Joop Schafthuizen, de levenspartner van de in 2006 overleden schrijver Gerard Reve, is -als enig erfgenaam- auteursrechthebbende op het gehele oeuvre van Reve. Dit betekent kortgezegd dat Schafthuizen de exclusieve rechten heeft Reve’s werken voor het publiek toegankelijk te maken en te reproduceren.
In 2003 ontving biograaf Nop Maas een beurs om een driedelige biografie over het leven van Reve te schrijven. Het eerste deel gaat over de periode 1923-1962. Het tweede deel betreft de periode 1962-1975. Ten aanzien van deze twee delen geeft Schafthuizen toestemming om citaten uit ongepubliceerde teksten uit genoemde periodes te gebuiken in de biografie, en die biografie vervolgens uit te geven.

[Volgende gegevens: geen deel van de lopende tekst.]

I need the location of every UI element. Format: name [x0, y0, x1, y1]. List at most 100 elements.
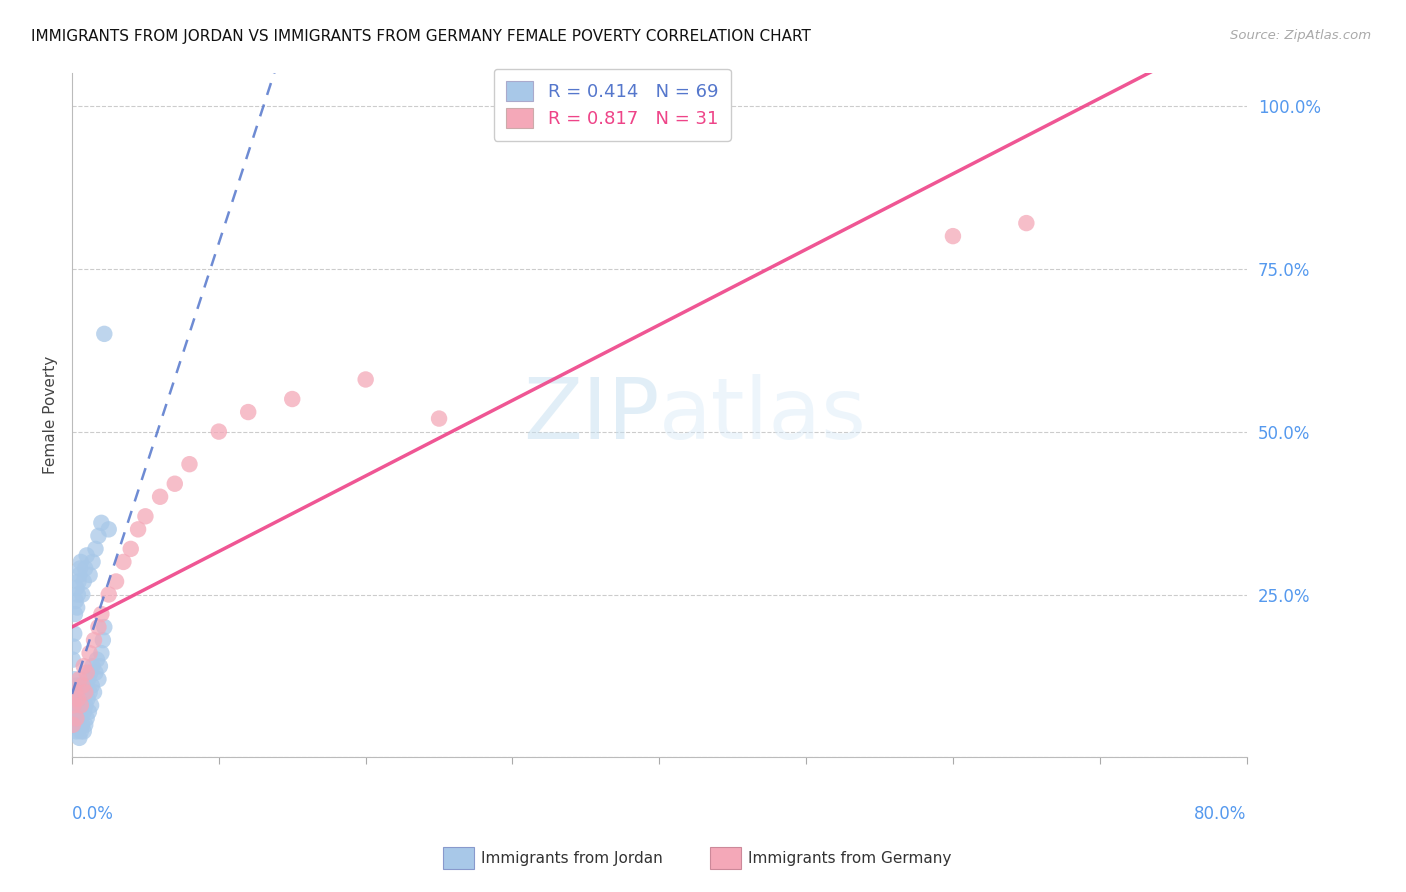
Point [65, 691, 87, 706]
Point [84, 541, 107, 556]
Point [66, 600, 89, 615]
Point [62, 718, 84, 732]
Point [66, 718, 89, 732]
Point [79, 665, 101, 680]
Point [73, 574, 96, 589]
Point [942, 229, 965, 244]
Point [83, 633, 105, 648]
Point [354, 372, 377, 386]
Y-axis label: Female Poverty: Female Poverty [44, 356, 58, 475]
Point [67, 568, 90, 582]
Point [65, 679, 87, 693]
Point [179, 457, 201, 471]
Point [66, 587, 89, 601]
Point [63, 711, 86, 725]
Point [63, 626, 86, 640]
Point [79, 685, 101, 699]
Point [67, 698, 90, 713]
Point [62, 698, 84, 713]
Point [208, 425, 231, 439]
Text: Immigrants from Jordan: Immigrants from Jordan [481, 851, 662, 865]
Point [69, 711, 91, 725]
Point [63, 672, 86, 686]
Point [72, 587, 94, 601]
Point [65, 581, 87, 595]
Point [67, 574, 90, 589]
Point [82, 659, 104, 673]
Point [65, 724, 87, 739]
Point [105, 574, 128, 589]
Point [67, 679, 90, 693]
Point [76, 549, 98, 563]
Point [93, 620, 115, 634]
Point [62, 718, 84, 732]
Point [82, 555, 104, 569]
Point [93, 326, 115, 341]
Point [89, 659, 111, 673]
Point [83, 685, 105, 699]
Point [149, 490, 172, 504]
Point [67, 731, 90, 745]
Point [77, 705, 100, 719]
Point [75, 561, 97, 575]
Point [76, 711, 98, 725]
Point [72, 679, 94, 693]
Point [73, 659, 96, 673]
Point [69, 698, 91, 713]
Point [63, 685, 86, 699]
Point [91, 633, 114, 648]
Point [70, 685, 93, 699]
Point [97, 522, 120, 536]
Point [90, 646, 112, 660]
Point [77, 672, 100, 686]
Point [87, 672, 110, 686]
Point [112, 555, 135, 569]
Point [86, 653, 108, 667]
Point [73, 685, 96, 699]
Text: 0.0%: 0.0% [72, 805, 114, 823]
Point [69, 691, 91, 706]
Point [1015, 216, 1038, 230]
Point [281, 392, 304, 406]
Point [76, 691, 98, 706]
Point [84, 665, 107, 680]
Text: atlas: atlas [659, 374, 868, 457]
Point [66, 691, 89, 706]
Text: IMMIGRANTS FROM JORDAN VS IMMIGRANTS FROM GERMANY FEMALE POVERTY CORRELATION CHA: IMMIGRANTS FROM JORDAN VS IMMIGRANTS FRO… [31, 29, 811, 44]
Point [70, 705, 93, 719]
Point [69, 724, 91, 739]
Point [120, 541, 142, 556]
Point [62, 653, 84, 667]
Point [63, 607, 86, 621]
Point [62, 698, 84, 713]
Point [80, 679, 103, 693]
Text: Source: ZipAtlas.com: Source: ZipAtlas.com [1230, 29, 1371, 42]
Point [134, 509, 156, 524]
Point [75, 698, 97, 713]
Point [62, 685, 84, 699]
Point [75, 685, 97, 699]
Point [72, 679, 94, 693]
Point [79, 568, 101, 582]
Point [238, 405, 260, 419]
Point [65, 711, 87, 725]
Point [76, 665, 98, 680]
Point [65, 594, 87, 608]
Point [127, 522, 149, 536]
Text: 80.0%: 80.0% [1194, 805, 1247, 823]
Point [72, 718, 94, 732]
Legend: R = 0.414   N = 69, R = 0.817   N = 31: R = 0.414 N = 69, R = 0.817 N = 31 [494, 69, 731, 141]
Point [69, 561, 91, 575]
Point [90, 516, 112, 530]
Point [87, 529, 110, 543]
Point [87, 620, 110, 634]
Point [75, 679, 97, 693]
Text: Immigrants from Germany: Immigrants from Germany [748, 851, 952, 865]
Point [97, 587, 120, 601]
Point [73, 724, 96, 739]
Point [80, 698, 103, 713]
Point [163, 476, 186, 491]
Point [62, 705, 84, 719]
Point [72, 698, 94, 713]
Point [66, 705, 89, 719]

Deel drie van de biografie beslaat de periode 1975-2006, de periode dat Schafthuizen de partner was van Reve. In oktober 2010 ontvangt Schafthuizen een typoscript (een soort van manuscript) van Maas voor dit derde deel. Later die maand stuurt Schafthuizen Maas een brief met daarin het volgende commentaar:
“1) Al dat met Zwarte of Blauwe pen onderstreept, doorgestreept of doorkruist is, cijfers, namen of teksten betreft mogen niet gebruikt en afgedrukt worden in het te verschijnen boek.
2) Al dat met Gele pen onderstreept, doorgestreept of doorkruist is, cijfers, namen of teksten betreft daar wil ik verandering of toelichting over geven indien, jullie dat wensen. Zo niet dan vervallen deze in bovenstaande regel zie 1 dat deze niet gebruikt of afgedrukt mogen worden.”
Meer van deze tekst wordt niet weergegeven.